L'orage est à présent sur le Grand Som. Entre la quantité de neige à tracer, le mauvais temps qui approche d'un côté et de l'autre la perspective d'une bonne descente de la dent de Crolles à cette heure-là (13h) alors que ce n'est pas encore humidifié, le choix est vite fait.
C'est donc parti pour un nouveau pas de l'Oeille. La neige y est excellente dans le pas et une fois de plus, ça skie depuis le sommet directement dans la face.
Une fois de plus encore, je saute la barre médiane à grande vitesse, trop grande d'ailleurs car j'arrondis insuffisamment une courbe et file droit sur une petite barre de rochers affleurants. Je gère le mieux possible le passage sur le rocher et tiens debout.

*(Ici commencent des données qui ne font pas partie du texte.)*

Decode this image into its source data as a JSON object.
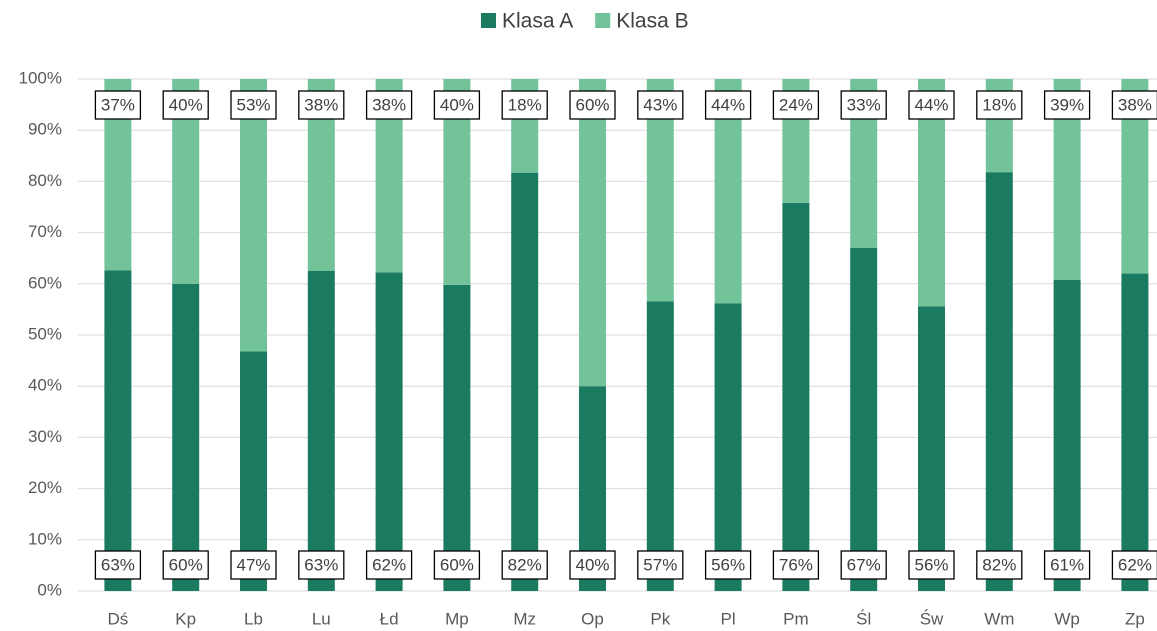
{
  "chart_data": {
    "type": "stacked_bar",
    "categories": [
      "Dś",
      "Kp",
      "Lb",
      "Lu",
      "Łd",
      "Mp",
      "Mz",
      "Op",
      "Pk",
      "Pl",
      "Pm",
      "Śl",
      "Św",
      "Wm",
      "Wp",
      "Zp"
    ],
    "series": [
      {
        "name": "Klasa A",
        "color": "#1b7b61",
        "values": [
          62.6,
          60,
          46.8,
          62.5,
          62.2,
          59.8,
          81.7,
          40,
          56.6,
          56.2,
          75.8,
          67,
          55.6,
          81.8,
          60.8,
          62
        ],
        "value_labels": [
          "63%",
          "60%",
          "47%",
          "63%",
          "62%",
          "60%",
          "82%",
          "40%",
          "57%",
          "56%",
          "76%",
          "67%",
          "56%",
          "82%",
          "61%",
          "62%"
        ]
      },
      {
        "name": "Klasa B",
        "color": "#72c29a",
        "values": [
          37.4,
          40,
          53.2,
          37.5,
          37.8,
          40.2,
          18.3,
          60,
          43.4,
          43.8,
          24.2,
          33,
          44.4,
          18.2,
          39.2,
          38
        ],
        "value_labels": [
          "37%",
          "40%",
          "53%",
          "38%",
          "38%",
          "40%",
          "18%",
          "60%",
          "43%",
          "44%",
          "24%",
          "33%",
          "44%",
          "18%",
          "39%",
          "38%"
        ]
      }
    ],
    "ylim": [
      0,
      100
    ],
    "yticks": [
      {
        "value": 0,
        "label": "0%"
      },
      {
        "value": 10,
        "label": "10%"
      },
      {
        "value": 20,
        "label": "20%"
      },
      {
        "value": 30,
        "label": "30%"
      },
      {
        "value": 40,
        "label": "40%"
      },
      {
        "value": 50,
        "label": "50%"
      },
      {
        "value": 60,
        "label": "60%"
      },
      {
        "value": 70,
        "label": "70%"
      },
      {
        "value": 80,
        "label": "80%"
      },
      {
        "value": 90,
        "label": "90%"
      },
      {
        "value": 100,
        "label": "100%"
      }
    ],
    "grid": true,
    "legend": "top"
  }
}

Dès le retour sur la neige, c'est la baignoire et l'occasion de tester le réglagé des fixations : c'est parfait, les deux skis déchaussent et je ne sens aucune douleur. On peut donc poursuivre la suite de la descente sans encombre.
Après la traversée qui passe comme une lettre à la poste, on file dans la combe ouest où le ski reste très bon.
Seule la partie inférieure est un peu collante mais avec des skis larges et un peu de vitesse, c'est nickel.
De retour à la case départ, on se dit qu'on va tricoter une nouvelle fois dans le secteur Charvet/Pravouta et on commence par ce dernier en profitant de la trace de montée présente. La météo semble s'améliorer à l'ouest.
Une fois au sommet, l'envie des hauts plateaux revient. Bon sang mais c'est bien sûr ! Il faut faire le circuit envisagé à l'envers. Avec ce qu'il est tombé, l'option zéro portage est même envisageable.
C'est donc parti pour la nord-est du Pravouta, très bonne en partie haute encore une fois. Ensuite, on suit le sentier qui descend des Ayes sur Perquelin. avec cette couche de neige humide, ça skie sans toucher, d'autant qu'il y a encore une bonne sous couche.
A 1200 m, il est tombé 30 cm de neige fraîche, reposant sur encore autant de vieille neige en terrain dégagé. Autant dire que pour un 20 avril, c'est presque exceptionnel à ces altitudes.
On remet alors les peaux pour remonter 100 m sur le chemin des sources du Guiers puis on redescend autant en versant nord jusqu'à l'intersection du sentier de la combe du Prayer.
A cette époque de l'année, le coin est désert. Malgré son problème de peaux qui l'oblige à brasser un petit quart d'heure à pied, Thibaut qui ne connaît pas l'endroit est enchanté par ce beau coin. MacGyverLio résoud le problème de peaux en haut de la combe du rocher jaune et en retour, le Thib' s'attèle à la trace.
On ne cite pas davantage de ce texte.